I think most doctors think it’s a good/not bad idea for most people to take a multivitamin though. Unless there’s a specific reason to believe there’s an issue with a person getting too much of some vitamin or nutrient, I’ve never heard of a doctor saying not to take moderate levels of supplements. Not that I think doctors are infallible because I definitely don’t, but I still don’t see any research saying that taking Centrum or Flinstone’s vitamins are *bad *for the average person, and they could be beneficial.
I’m sure I don’t need everything in the vitamin, but as a woman, vegetarian, person with depression, and borderline anemic, I think calcium, vitamin D, zinc, iron, vitamin B12, and folic acid are all things I should be taking, and one multivitamin is the cheapest and most convenient way to do it.
I was taking a lot of ibuprofen because of chronic knee pain. Then my doctor told me to see a nephrologist (kidney doctor). She said I had stage 3 kidney disease, and told me to take Aleve instead, and also to cut down on my protein consumption. The problem, though, is that I can’t take more than 3 Aleve per day (4 if I really need it), and it’s not quite enough to mask the knee pain. But it helps, and my kidneys are doing better now.
I see an excellent endocrinologist for my type 2 diabetes, and he knows about the supplements I’m taking. He’s very good at telling me which ones I should add or adjust or discontinue.

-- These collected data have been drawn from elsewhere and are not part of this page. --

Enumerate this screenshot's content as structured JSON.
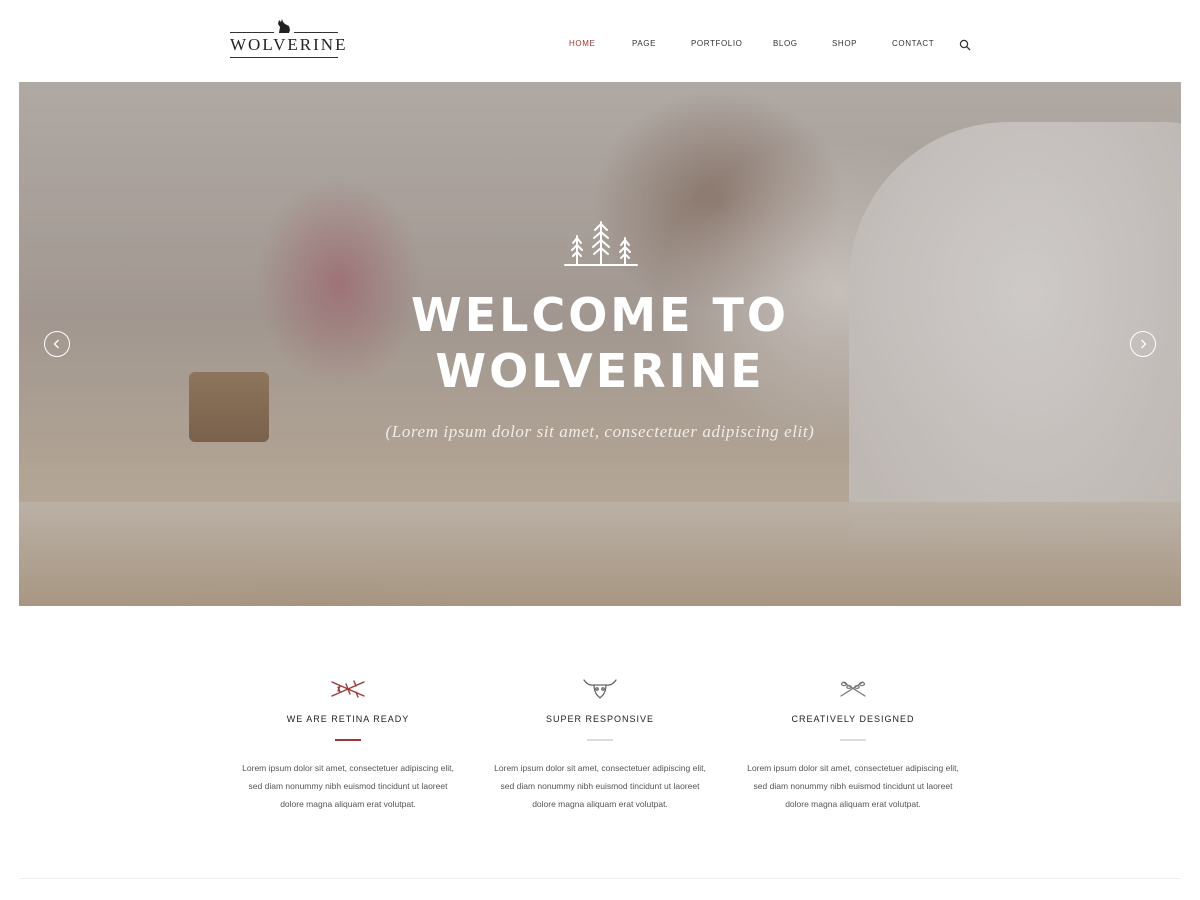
{
  "header": {
    "logo_text": "WOLVERINE",
    "nav": [
      {
        "label": "HOME",
        "active": true
      },
      {
        "label": "PAGE",
        "active": false
      },
      {
        "label": "PORTFOLIO",
        "active": false
      },
      {
        "label": "BLOG",
        "active": false
      },
      {
        "label": "SHOP",
        "active": false
      },
      {
        "label": "CONTACT",
        "active": false
      }
    ],
    "search_icon": "search-icon"
  },
  "hero": {
    "icon": "trees-icon",
    "title_line1": "WELCOME TO",
    "title_line2": "WOLVERINE",
    "subtitle": "(Lorem ipsum dolor sit amet, consectetuer adipiscing elit)",
    "prev_icon": "chevron-left-icon",
    "next_icon": "chevron-right-icon"
  },
  "features": [
    {
      "icon": "branch-icon",
      "title": "WE ARE RETINA READY",
      "text_line1": "Lorem ipsum dolor sit amet, consectetuer adipiscing elit,",
      "text_line2": "sed diam nonummy nibh euismod tincidunt ut laoreet",
      "text_line3": "dolore magna aliquam erat volutpat."
    },
    {
      "icon": "bull-skull-icon",
      "title": "SUPER RESPONSIVE",
      "text_line1": "Lorem ipsum dolor sit amet, consectetuer adipiscing elit,",
      "text_line2": "sed diam nonummy nibh euismod tincidunt ut laoreet",
      "text_line3": "dolore magna aliquam erat volutpat."
    },
    {
      "icon": "leaves-icon",
      "title": "CREATIVELY DESIGNED",
      "text_line1": "Lorem ipsum dolor sit amet, consectetuer adipiscing elit,",
      "text_line2": "sed diam nonummy nibh euismod tincidunt ut laoreet",
      "text_line3": "dolore magna aliquam erat volutpat."
    }
  ],
  "colors": {
    "accent": "#9b3a3a",
    "text": "#333333",
    "background": "#ffffff"
  }
}
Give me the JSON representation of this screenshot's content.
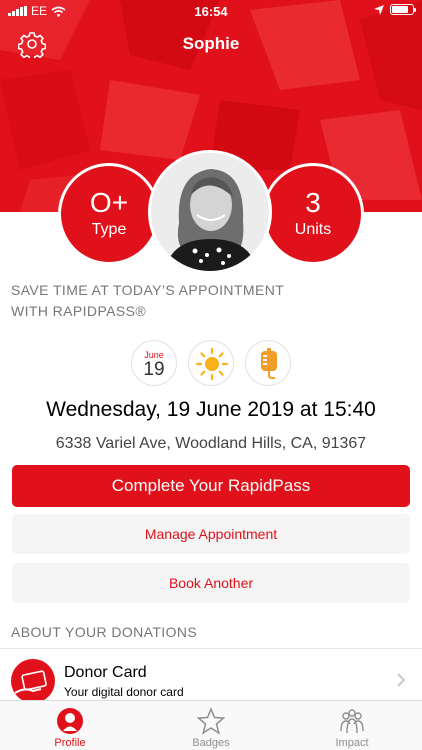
{
  "status_bar": {
    "carrier": "EE",
    "time": "16:54",
    "battery_level": 0.8
  },
  "header": {
    "title": "Sophie"
  },
  "profile": {
    "blood_type": {
      "value": "O+",
      "label": "Type"
    },
    "units": {
      "value": "3",
      "label": "Units"
    }
  },
  "rapidpass": {
    "heading_line1": "SAVE TIME AT TODAY’S APPOINTMENT",
    "heading_line2": "WITH RAPIDPASS®"
  },
  "appointment": {
    "date_icon": {
      "month": "June",
      "day": "19"
    },
    "weather_icon": "sun-icon",
    "donation_icon": "blood-bag-icon",
    "datetime": "Wednesday, 19 June 2019 at 15:40",
    "address": "6338 Variel Ave, Woodland Hills, CA, 91367"
  },
  "buttons": {
    "complete_rapidpass": "Complete Your RapidPass",
    "manage_appointment": "Manage Appointment",
    "book_another": "Book Another"
  },
  "donations": {
    "heading": "ABOUT YOUR DONATIONS",
    "donor_card": {
      "title": "Donor Card",
      "subtitle": "Your digital donor card",
      "icon": "donor-card-icon"
    }
  },
  "tabbar": {
    "tabs": [
      {
        "label": "Profile",
        "icon": "profile-icon",
        "active": true
      },
      {
        "label": "Badges",
        "icon": "star-icon",
        "active": false
      },
      {
        "label": "Impact",
        "icon": "impact-icon",
        "active": false
      }
    ]
  },
  "colors": {
    "brand": "#e0111a",
    "muted_text": "#777777",
    "button_bg": "#f5f5f5"
  }
}
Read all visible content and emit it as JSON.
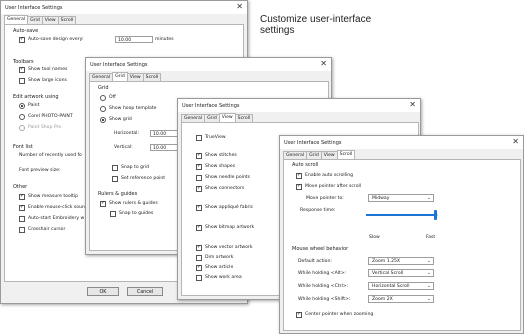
{
  "caption": "Customize user-interface settings",
  "dialog_title": "User Interface Settings",
  "close_glyph": "✕",
  "tab_labels": [
    "General",
    "Grid",
    "View",
    "Scroll"
  ],
  "win1": {
    "autosave": {
      "heading": "Auto-save",
      "checkbox": "Auto-save design every:",
      "value": "10.00",
      "unit": "minutes"
    },
    "toolbars": {
      "heading": "Toolbars",
      "show_tool_names": "Show tool names",
      "show_large_icons": "Show large icons"
    },
    "edit_artwork": {
      "heading": "Edit artwork using",
      "paint": "Paint",
      "corel": "Corel PHOTO-PAINT",
      "paintshop": "Paint Shop Pro"
    },
    "font_list": {
      "heading": "Font list",
      "recent_label": "Number of recently used fo",
      "preview_label": "Font preview size:"
    },
    "other": {
      "heading": "Other",
      "show_measure": "Show measure tooltip",
      "enable_mouse_click": "Enable mouse-click soun",
      "auto_start": "Auto-start Embroidery w",
      "crosshair": "Crosshair cursor"
    },
    "ok": "OK",
    "cancel": "Cancel"
  },
  "win2": {
    "grid": {
      "heading": "Grid",
      "off": "Off",
      "show_hoop_template": "Show hoop template",
      "show_grid": "Show grid",
      "horizontal_label": "Horizontal:",
      "horizontal_value": "10.00",
      "vertical_label": "Vertical:",
      "vertical_value": "10.00",
      "snap_to_grid": "Snap to grid",
      "set_reference_point": "Set reference point"
    },
    "rulers": {
      "heading": "Rulers & guides",
      "show_rulers": "Show rulers & guides",
      "snap_to_guides": "Snap to guides"
    }
  },
  "win3": {
    "trueview": "TrueView",
    "show_stitches": "Show stitches",
    "show_shapes": "Show shapes",
    "show_needle_points": "Show needle points",
    "show_connectors": "Show connectors",
    "show_applique_fabric": "Show appliqué fabric",
    "show_bitmap_artwork": "Show bitmap artwork",
    "show_vector_artwork": "Show vector artwork",
    "dim_artwork": "Dim artwork",
    "show_article": "Show article",
    "show_work_area": "Show work area"
  },
  "win4": {
    "auto_scroll": {
      "heading": "Auto scroll",
      "enable": "Enable auto scrolling",
      "move_pointer_after": "Move pointer after scroll",
      "move_pointer_to_label": "Move pointer to:",
      "move_pointer_to_value": "Midway",
      "response_time_label": "Response time:",
      "slow": "Slow",
      "fast": "Fast",
      "response_level": 0.98
    },
    "wheel": {
      "heading": "Mouse wheel behavior",
      "default_label": "Default action:",
      "default_value": "Zoom 1.25X",
      "alt_label": "While holding <Alt>:",
      "alt_value": "Vertical Scroll",
      "ctrl_label": "While holding <Ctrl>:",
      "ctrl_value": "Horizontal Scroll",
      "shift_label": "While holding <Shift>:",
      "shift_value": "Zoom 2X",
      "center_pointer": "Center pointer when zooming"
    }
  },
  "colors": {
    "window_bg": "#f0f0f0",
    "panel_bg": "#ffffff",
    "slider_accent": "#1e73d6"
  }
}
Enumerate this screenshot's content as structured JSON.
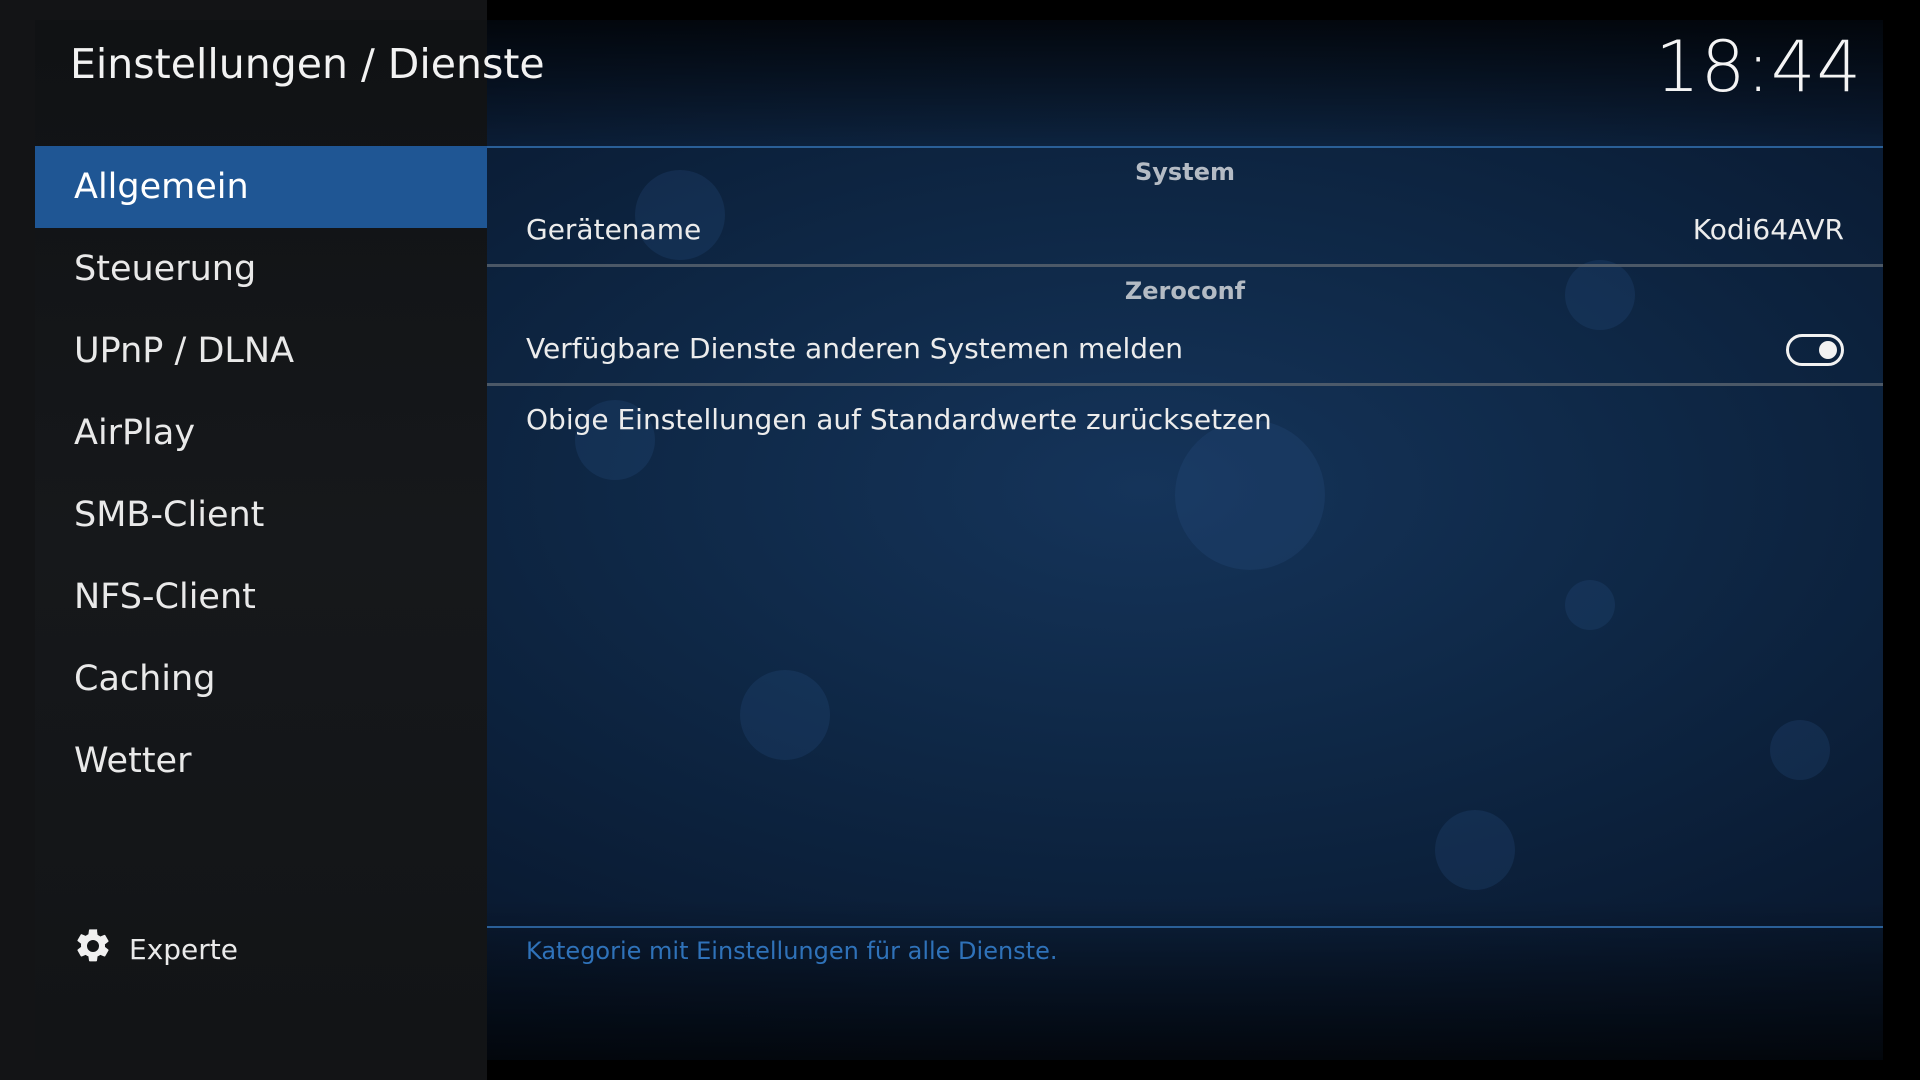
{
  "header": {
    "title": "Einstellungen / Dienste",
    "clock": "18:44"
  },
  "sidebar": {
    "items": [
      {
        "label": "Allgemein",
        "active": true
      },
      {
        "label": "Steuerung",
        "active": false
      },
      {
        "label": "UPnP / DLNA",
        "active": false
      },
      {
        "label": "AirPlay",
        "active": false
      },
      {
        "label": "SMB-Client",
        "active": false
      },
      {
        "label": "NFS-Client",
        "active": false
      },
      {
        "label": "Caching",
        "active": false
      },
      {
        "label": "Wetter",
        "active": false
      }
    ],
    "level_button": {
      "label": "Experte",
      "icon": "gear-icon"
    }
  },
  "settings": {
    "groups": [
      {
        "header": "System",
        "rows": [
          {
            "label": "Gerätename",
            "value": "Kodi64AVR"
          }
        ]
      },
      {
        "header": "Zeroconf",
        "rows": [
          {
            "label": "Verfügbare Dienste anderen Systemen melden",
            "toggle": true
          }
        ]
      }
    ],
    "reset_label": "Obige Einstellungen auf Standardwerte zurücksetzen"
  },
  "description": "Kategorie mit Einstellungen für alle Dienste.",
  "colors": {
    "accent": "#1f5694",
    "description_text": "#2f72b9"
  }
}
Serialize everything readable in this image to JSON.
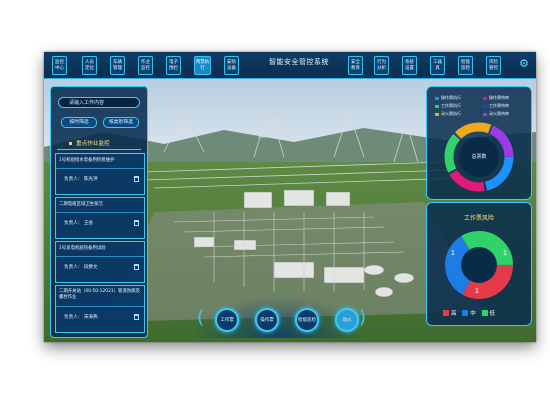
{
  "header": {
    "title": "智能安全管控系统",
    "nav_left": [
      {
        "label": "监控中心",
        "active": false
      },
      {
        "label": "人员定位",
        "active": false
      },
      {
        "label": "车辆管理",
        "active": false
      },
      {
        "label": "作业监控",
        "active": false
      },
      {
        "label": "电子围栏",
        "active": false
      },
      {
        "label": "两票执行",
        "active": true
      },
      {
        "label": "安防设备",
        "active": false
      }
    ],
    "nav_right": [
      {
        "label": "安全教育"
      },
      {
        "label": "行为分析"
      },
      {
        "label": "系统设置"
      },
      {
        "label": "工器具"
      },
      {
        "label": "智能巡检"
      },
      {
        "label": "风险管控"
      }
    ],
    "settings_icon": "gear-icon"
  },
  "left_panel": {
    "search_placeholder": "请输入工作内容",
    "tabs": [
      "按时筛选",
      "按类别筛选"
    ],
    "section_title": "重点作业监控",
    "cards": [
      {
        "title": "1号机组给水泵备用检修维护",
        "person": "负责人：  陈光洪"
      },
      {
        "title": "二期电缆区域卫生保洁",
        "person": "负责人：  王会"
      },
      {
        "title": "1号发电机组热备用试验",
        "person": "负责人：  段爵文"
      },
      {
        "title": "二期开关站（00-50-12021）管道防腐及螺栓作业",
        "person": "负责人：  宋海燕"
      }
    ]
  },
  "right_upper": {
    "center_label": "总票数",
    "legend": [
      {
        "label": "操作票执行",
        "color": "#1e90ff"
      },
      {
        "label": "操作票待审",
        "color": "#e0197a"
      },
      {
        "label": "工作票执行",
        "color": "#2fd36a"
      },
      {
        "label": "工作票待审",
        "color": "#1a3cff"
      },
      {
        "label": "动火票执行",
        "color": "#f0a81c"
      },
      {
        "label": "动火票待审",
        "color": "#9b3ce6"
      }
    ],
    "donut_colors": [
      "#1e90ff",
      "#e0197a",
      "#2fd36a",
      "#f0a81c",
      "#9b3ce6"
    ]
  },
  "right_lower": {
    "title": "工作票风险",
    "values": [
      "1",
      "1",
      "1"
    ],
    "legend": [
      {
        "label": "高",
        "color": "#e53a4a"
      },
      {
        "label": "中",
        "color": "#1e7ce6"
      },
      {
        "label": "低",
        "color": "#2fd36a"
      }
    ]
  },
  "dock": {
    "buttons": [
      {
        "label": "工作票",
        "active": false
      },
      {
        "label": "操作票",
        "active": false
      },
      {
        "label": "智能巡检",
        "active": false
      },
      {
        "label": "动火",
        "active": true
      }
    ]
  }
}
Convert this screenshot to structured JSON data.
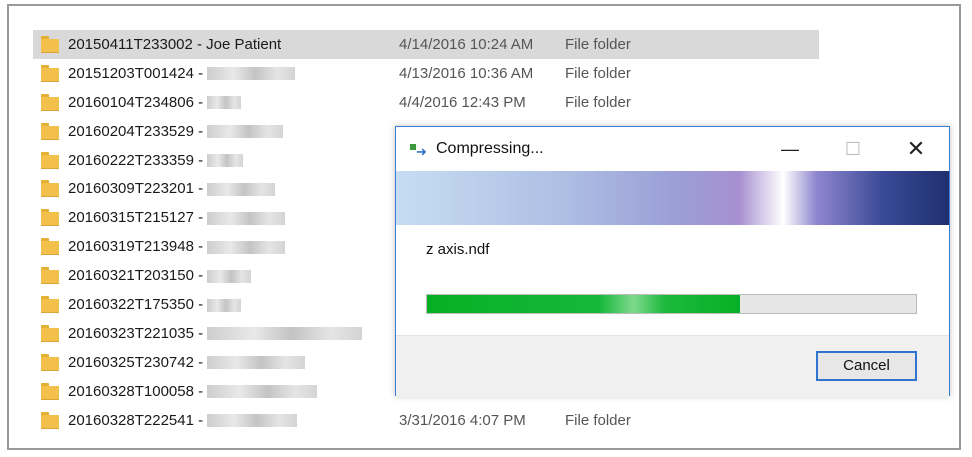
{
  "file_list": {
    "rows": [
      {
        "name": "20150411T233002 - Joe Patient",
        "redacted": false,
        "date": "4/14/2016 10:24 AM",
        "type": "File folder",
        "selected": true
      },
      {
        "name": "20151203T001424 -",
        "redacted": true,
        "date": "4/13/2016 10:36 AM",
        "type": "File folder"
      },
      {
        "name": "20160104T234806 -",
        "redacted": true,
        "date": "4/4/2016 12:43 PM",
        "type": "File folder"
      },
      {
        "name": "20160204T233529 -",
        "redacted": true,
        "date": "",
        "type": ""
      },
      {
        "name": "20160222T233359 -",
        "redacted": true,
        "date": "",
        "type": ""
      },
      {
        "name": "20160309T223201 -",
        "redacted": true,
        "date": "",
        "type": ""
      },
      {
        "name": "20160315T215127 -",
        "redacted": true,
        "date": "",
        "type": ""
      },
      {
        "name": "20160319T213948 -",
        "redacted": true,
        "date": "",
        "type": ""
      },
      {
        "name": "20160321T203150 -",
        "redacted": true,
        "date": "",
        "type": ""
      },
      {
        "name": "20160322T175350 -",
        "redacted": true,
        "date": "",
        "type": ""
      },
      {
        "name": "20160323T221035 -",
        "redacted": true,
        "date": "",
        "type": ""
      },
      {
        "name": "20160325T230742 -",
        "redacted": true,
        "date": "",
        "type": ""
      },
      {
        "name": "20160328T100058 -",
        "redacted": true,
        "date": "",
        "type": ""
      },
      {
        "name": "20160328T222541 -",
        "redacted": true,
        "date": "3/31/2016 4:07 PM",
        "type": "File folder"
      }
    ]
  },
  "dialog": {
    "title": "Compressing...",
    "file": "z axis.ndf",
    "progress_percent": 64,
    "cancel_label": "Cancel",
    "minimize_glyph": "—",
    "maximize_glyph": "☐",
    "close_glyph": "✕",
    "icon": "compress-transfer-icon"
  },
  "colors": {
    "selection": "#d9d9d9",
    "progress_fill": "#06b025",
    "dialog_border": "#3a7fd5",
    "folder": "#f2c04b"
  }
}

I know ACE inhibitors (and probably ARBs), aside from being good for blood pressure can function as a nephroprotective drug. If you have hypertension asking your dr if switching to an ACE inhibitor is a good idea could be something to discuss.
I doubt it. You’d hope that doctors keep up with news.
In any event, it’s one thing if you go to your doctor and ask if you should take a multivitamin and she goes, “Meh, it probably won’t hurt” because it probably won’t. A doctor might say the same if you asked if you should get an anti-tiger rock. It’s different if your doctor recommends supplements for a reason, like you’re trying to get pregnant.
If your diet is really as bad as you’re making it out to be, IMO you would do yourself a greater service by eating right than trying to fix a bad diet with pills.